胃と腸、どっちが悪い?…そう思うのは臓器主体の発想。でも、食べ物の立場になって考えたらどうでしょう?前方が便やガスでつかえていれば、渋滞もするし先には行けない。つまり、胃もたれや吐き気、場合によっては便通が悪いゆえの大腸の痛みも来るでしょう。
食欲はあるけど食べると悪い、という方は多いですよね。でも、胃や腸そのものに深刻な病気があるときに食欲はありません。災害で通行止めになるのと自然渋滞とで、ドライバー心理が違うのと一緒です。
臓器診断に留まらず、食べ物になった気持ちで考えれば、違った視点から痛みの原因と治療のヒントが浮かぶのではないでしょうか?

胃腸検査の意義

カメラや透視で胃や腸を検査するのは何故でしょう?それは潰瘍や炎症、癌などがないかどうかを調べるためです。

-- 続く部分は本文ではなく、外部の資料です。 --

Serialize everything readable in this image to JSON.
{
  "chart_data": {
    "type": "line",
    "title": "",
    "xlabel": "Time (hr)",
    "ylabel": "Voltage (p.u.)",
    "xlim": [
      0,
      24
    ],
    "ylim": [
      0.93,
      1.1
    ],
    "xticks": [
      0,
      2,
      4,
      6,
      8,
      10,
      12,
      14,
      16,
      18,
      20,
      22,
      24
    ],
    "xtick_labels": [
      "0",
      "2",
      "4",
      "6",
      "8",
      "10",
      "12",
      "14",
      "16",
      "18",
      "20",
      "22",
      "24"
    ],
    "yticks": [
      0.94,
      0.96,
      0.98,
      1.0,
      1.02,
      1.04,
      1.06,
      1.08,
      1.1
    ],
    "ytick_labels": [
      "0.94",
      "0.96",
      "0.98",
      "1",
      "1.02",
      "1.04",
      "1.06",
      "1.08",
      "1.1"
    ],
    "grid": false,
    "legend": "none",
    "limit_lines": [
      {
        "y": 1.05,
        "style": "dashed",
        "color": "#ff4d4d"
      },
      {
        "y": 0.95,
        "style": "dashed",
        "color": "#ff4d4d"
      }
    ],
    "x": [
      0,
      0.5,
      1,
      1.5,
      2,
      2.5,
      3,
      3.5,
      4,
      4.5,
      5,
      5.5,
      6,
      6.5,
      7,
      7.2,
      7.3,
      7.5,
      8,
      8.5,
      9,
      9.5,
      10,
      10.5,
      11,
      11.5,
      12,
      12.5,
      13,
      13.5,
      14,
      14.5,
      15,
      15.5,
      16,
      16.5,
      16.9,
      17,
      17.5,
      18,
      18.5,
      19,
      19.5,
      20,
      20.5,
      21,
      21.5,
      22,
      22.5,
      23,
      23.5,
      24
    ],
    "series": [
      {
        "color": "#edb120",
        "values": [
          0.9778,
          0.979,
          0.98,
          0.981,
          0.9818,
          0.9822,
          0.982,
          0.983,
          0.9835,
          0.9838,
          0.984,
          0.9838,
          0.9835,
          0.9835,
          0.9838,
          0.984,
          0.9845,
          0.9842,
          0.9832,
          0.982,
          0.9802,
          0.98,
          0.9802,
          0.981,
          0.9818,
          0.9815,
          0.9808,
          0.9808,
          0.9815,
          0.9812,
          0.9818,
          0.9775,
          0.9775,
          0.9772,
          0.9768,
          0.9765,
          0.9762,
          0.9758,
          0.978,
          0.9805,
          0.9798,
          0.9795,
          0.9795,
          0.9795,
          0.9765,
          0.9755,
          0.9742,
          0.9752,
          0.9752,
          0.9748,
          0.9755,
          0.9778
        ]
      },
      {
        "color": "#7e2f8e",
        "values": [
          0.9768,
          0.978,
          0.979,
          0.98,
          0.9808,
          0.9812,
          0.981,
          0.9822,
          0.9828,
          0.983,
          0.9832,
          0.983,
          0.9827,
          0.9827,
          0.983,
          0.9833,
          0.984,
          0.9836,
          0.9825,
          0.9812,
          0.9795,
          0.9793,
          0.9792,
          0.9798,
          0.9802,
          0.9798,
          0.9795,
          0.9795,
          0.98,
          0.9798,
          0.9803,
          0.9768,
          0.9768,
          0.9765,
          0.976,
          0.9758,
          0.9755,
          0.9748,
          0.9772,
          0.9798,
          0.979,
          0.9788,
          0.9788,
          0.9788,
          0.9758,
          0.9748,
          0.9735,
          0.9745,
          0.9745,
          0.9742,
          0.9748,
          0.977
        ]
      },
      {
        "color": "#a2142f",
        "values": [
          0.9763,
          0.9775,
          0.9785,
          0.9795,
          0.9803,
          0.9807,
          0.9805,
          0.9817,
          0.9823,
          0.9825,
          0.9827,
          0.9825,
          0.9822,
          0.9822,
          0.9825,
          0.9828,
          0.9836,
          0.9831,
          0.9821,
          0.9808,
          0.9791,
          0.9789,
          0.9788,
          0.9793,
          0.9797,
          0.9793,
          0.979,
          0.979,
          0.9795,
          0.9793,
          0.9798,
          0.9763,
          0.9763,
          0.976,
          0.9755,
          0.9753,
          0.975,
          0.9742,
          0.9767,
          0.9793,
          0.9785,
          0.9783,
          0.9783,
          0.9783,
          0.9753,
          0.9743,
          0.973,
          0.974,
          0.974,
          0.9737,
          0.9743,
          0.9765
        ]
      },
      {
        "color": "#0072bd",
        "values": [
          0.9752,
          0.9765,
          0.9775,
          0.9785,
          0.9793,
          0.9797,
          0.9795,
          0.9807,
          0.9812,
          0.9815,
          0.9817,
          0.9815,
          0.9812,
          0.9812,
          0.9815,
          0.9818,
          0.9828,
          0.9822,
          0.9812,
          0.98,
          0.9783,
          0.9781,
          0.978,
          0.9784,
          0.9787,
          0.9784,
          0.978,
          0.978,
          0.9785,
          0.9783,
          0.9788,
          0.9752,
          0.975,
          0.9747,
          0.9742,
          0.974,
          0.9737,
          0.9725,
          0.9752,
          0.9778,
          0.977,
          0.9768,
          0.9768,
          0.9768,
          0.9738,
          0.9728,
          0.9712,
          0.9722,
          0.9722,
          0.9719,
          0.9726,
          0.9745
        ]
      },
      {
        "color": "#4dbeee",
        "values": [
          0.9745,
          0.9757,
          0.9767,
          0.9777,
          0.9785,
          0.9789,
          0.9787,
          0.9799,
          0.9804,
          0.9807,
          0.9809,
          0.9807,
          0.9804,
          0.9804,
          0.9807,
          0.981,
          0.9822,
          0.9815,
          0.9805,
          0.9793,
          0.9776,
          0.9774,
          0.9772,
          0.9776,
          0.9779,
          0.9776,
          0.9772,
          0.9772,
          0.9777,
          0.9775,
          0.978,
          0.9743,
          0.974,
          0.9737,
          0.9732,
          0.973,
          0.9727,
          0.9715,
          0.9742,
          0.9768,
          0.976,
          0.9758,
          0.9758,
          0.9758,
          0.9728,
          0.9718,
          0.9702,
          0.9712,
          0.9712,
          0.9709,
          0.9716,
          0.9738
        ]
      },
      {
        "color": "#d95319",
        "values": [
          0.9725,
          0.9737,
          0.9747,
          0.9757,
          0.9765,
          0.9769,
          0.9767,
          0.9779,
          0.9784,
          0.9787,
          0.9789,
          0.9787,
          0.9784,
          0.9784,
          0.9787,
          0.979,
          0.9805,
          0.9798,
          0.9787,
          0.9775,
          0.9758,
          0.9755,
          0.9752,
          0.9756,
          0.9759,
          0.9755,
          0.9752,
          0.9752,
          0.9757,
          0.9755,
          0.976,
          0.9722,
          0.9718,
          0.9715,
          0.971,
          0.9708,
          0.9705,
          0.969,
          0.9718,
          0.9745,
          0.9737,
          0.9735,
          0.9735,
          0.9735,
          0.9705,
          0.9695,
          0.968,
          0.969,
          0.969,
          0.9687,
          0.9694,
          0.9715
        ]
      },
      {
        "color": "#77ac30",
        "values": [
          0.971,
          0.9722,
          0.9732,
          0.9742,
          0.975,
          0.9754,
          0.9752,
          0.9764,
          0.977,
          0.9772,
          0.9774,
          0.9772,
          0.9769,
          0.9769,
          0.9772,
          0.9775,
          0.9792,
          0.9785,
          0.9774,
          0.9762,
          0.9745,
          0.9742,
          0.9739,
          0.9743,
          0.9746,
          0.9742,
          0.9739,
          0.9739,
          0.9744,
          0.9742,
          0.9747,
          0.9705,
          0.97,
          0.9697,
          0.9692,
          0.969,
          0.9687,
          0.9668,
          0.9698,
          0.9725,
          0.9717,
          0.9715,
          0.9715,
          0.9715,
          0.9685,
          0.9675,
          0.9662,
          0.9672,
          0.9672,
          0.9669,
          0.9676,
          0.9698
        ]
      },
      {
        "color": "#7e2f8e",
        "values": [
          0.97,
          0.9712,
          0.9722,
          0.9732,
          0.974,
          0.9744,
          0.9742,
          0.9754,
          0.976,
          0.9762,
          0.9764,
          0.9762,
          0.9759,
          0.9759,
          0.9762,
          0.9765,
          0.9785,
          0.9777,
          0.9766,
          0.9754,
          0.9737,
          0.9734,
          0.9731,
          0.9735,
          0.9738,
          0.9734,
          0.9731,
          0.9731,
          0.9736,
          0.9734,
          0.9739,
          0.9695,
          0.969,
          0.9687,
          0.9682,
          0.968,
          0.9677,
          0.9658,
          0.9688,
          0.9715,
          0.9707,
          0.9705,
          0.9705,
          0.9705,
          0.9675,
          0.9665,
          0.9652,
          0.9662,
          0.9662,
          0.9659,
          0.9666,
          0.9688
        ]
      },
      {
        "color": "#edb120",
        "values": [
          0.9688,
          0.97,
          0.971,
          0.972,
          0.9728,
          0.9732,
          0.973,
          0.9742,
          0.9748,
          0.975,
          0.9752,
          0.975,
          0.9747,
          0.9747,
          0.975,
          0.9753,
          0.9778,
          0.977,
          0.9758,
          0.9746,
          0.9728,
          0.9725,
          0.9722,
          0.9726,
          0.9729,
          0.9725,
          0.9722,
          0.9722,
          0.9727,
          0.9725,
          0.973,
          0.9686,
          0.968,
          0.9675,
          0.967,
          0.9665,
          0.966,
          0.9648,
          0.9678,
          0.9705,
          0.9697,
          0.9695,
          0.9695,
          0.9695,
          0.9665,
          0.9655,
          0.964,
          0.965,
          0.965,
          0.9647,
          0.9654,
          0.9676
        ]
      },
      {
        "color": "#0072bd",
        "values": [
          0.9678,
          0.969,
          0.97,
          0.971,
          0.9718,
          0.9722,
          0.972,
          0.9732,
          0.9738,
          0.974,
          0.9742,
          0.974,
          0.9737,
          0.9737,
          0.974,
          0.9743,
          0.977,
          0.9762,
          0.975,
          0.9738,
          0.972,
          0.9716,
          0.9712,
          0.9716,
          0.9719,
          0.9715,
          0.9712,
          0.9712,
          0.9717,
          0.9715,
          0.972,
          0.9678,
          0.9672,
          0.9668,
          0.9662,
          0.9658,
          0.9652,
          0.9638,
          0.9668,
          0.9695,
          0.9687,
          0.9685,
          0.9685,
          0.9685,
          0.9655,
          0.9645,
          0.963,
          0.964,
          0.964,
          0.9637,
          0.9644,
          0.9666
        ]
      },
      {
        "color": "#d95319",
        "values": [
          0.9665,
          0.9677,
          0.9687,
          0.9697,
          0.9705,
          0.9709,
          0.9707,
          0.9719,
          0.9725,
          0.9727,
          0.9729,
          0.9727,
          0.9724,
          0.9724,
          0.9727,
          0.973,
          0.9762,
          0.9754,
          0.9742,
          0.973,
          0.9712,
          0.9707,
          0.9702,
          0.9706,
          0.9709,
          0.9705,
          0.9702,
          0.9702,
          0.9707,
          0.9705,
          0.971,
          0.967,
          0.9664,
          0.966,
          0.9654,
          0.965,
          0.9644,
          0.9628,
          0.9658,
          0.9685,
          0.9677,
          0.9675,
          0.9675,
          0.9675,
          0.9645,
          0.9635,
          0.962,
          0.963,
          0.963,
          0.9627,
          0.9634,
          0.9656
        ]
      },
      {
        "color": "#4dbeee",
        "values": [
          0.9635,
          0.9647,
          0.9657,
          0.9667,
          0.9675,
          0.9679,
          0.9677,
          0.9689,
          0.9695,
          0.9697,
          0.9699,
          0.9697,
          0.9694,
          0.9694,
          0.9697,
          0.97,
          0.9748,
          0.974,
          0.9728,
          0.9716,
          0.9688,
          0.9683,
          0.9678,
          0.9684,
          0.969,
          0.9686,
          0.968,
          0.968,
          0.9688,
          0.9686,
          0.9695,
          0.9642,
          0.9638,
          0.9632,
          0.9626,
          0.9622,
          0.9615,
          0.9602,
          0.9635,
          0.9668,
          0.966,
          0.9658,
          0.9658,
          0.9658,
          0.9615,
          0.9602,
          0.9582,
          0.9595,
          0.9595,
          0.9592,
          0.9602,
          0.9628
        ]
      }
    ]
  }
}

しかし、そんな病気がなくても腹の調子が悪くなるのは、渋滞が起きる理由に必ずしも道路が壊れる必要がないのと同じ。「異常なし」とわかってからどうするか、が医師の腕の見せどころではないでしょうか。適切な処方はもちろん、薬がなくてもできる「渋滞」の解消法を患者様自身にも伝授できてこそ胃腸科のプロだと思います。